I love working in the fitness industry BUT there is a huge gap in knowledge, research and consideration to a woman’s life stages. So, here are 3 things I think, the industry should do better.
Education for personal trainers and coaches
It starts HERE! With the education that personal trainers are given as part of their basic qualification. Now, my training was a decade ago…however, there was not a huge amount of differentiation between men and women. And definitely no mention of the distinct life events where women require a different approach to men. For example, pregnancy, post-partum, menopause or peri-menopause, post hysterectomy. Many women will be pregnant/postpartum and ALL women will experience menopause (at some point). Yet, a course covering these is often seen as SPECIALIST!! You can see this gets me fired up, right!
When trainers are better trained, they ask better questions and can create programmes and training that truly help women. Training companies need to step up and improve their basic education.
Better screening questions
I often share this experience of being screened in a CrossFit gym and being asked about whether I had given birth. I replied yes and felt that my recovery was tricky. Aaaaaaand onto the next question.

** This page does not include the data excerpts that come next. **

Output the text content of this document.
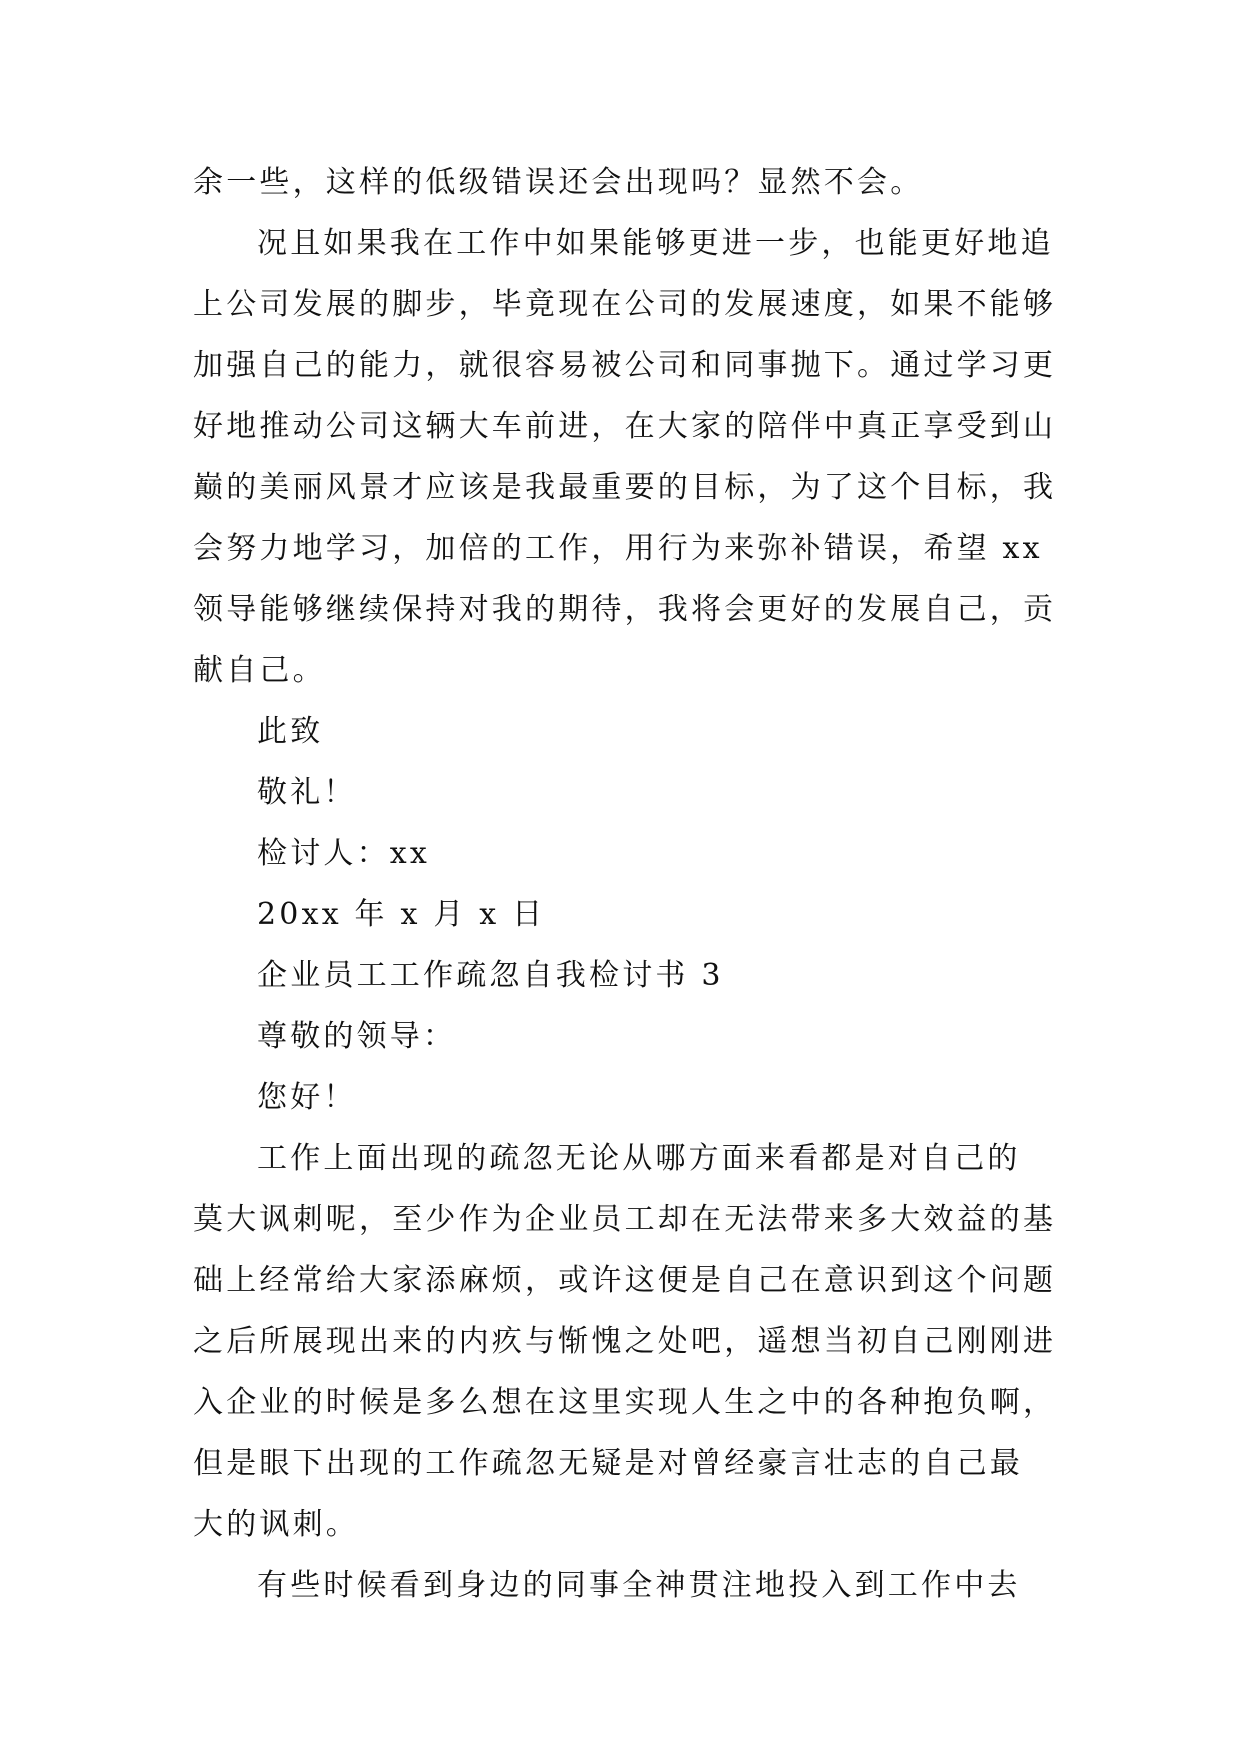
余一些，这样的低级错误还会出现吗？显然不会。
况且如果我在工作中如果能够更进一步，也能更好地追
上公司发展的脚步，毕竟现在公司的发展速度，如果不能够
加强自己的能力，就很容易被公司和同事抛下。通过学习更
好地推动公司这辆大车前进，在大家的陪伴中真正享受到山
巅的美丽风景才应该是我最重要的目标，为了这个目标，我
会努力地学习，加倍的工作，用行为来弥补错误，希望 xx
领导能够继续保持对我的期待，我将会更好的发展自己，贡
献自己。
此致
敬礼！
检讨人：xx
20xx 年 x 月 x 日
企业员工工作疏忽自我检讨书 3
尊敬的领导：
您好！
工作上面出现的疏忽无论从哪方面来看都是对自己的
莫大讽刺呢，至少作为企业员工却在无法带来多大效益的基
础上经常给大家添麻烦，或许这便是自己在意识到这个问题
之后所展现出来的内疚与惭愧之处吧，遥想当初自己刚刚进
入企业的时候是多么想在这里实现人生之中的各种抱负啊，
但是眼下出现的工作疏忽无疑是对曾经豪言壮志的自己最
大的讽刺。
有些时候看到身边的同事全神贯注地投入到工作中去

It’s great that they asked about birth but the fitness industry needs to equip coaches and personal trainers to probe and interpret these kinds of answers (and refer to if needed).
Key questions to include on screening forms
- When did you give birth?
- What kind of delivery did you have?
- If any, do you experience any symptoms of heaviness, leaking, or pain with any activity?
- How is your menstrual cycle? and how does it affect your training?
- Have you had any injury or surgery to the pelvic area?
If you’d like to read more about better screening questions, I have a blog here which I will link to.
Better sports science research on women
Because their bodies and physiology are different!! The good news is, there is more research, but the bad news is that can take years to disseminate. Plus, it can take even longer to be incorporated into training programmes/recommendations.
The advice I often give to clients who are working with a trainer is to simply ask whether “is that also appropriate for my body”. It’s not to trick them or show that they don’t know, but to help them question and seek answers.
And I have been here too! In fact, my motivation for going deeper and learning more about pelvic health was because I had clients where I didn’t know the answers to their questions. Or felt what I did know was not sufficient.
The purpose of this blog is not to point the finger at coaches and personal trainers. But to highlight that the information about womens bodies (particularly around big life events) is not taught at the basic level.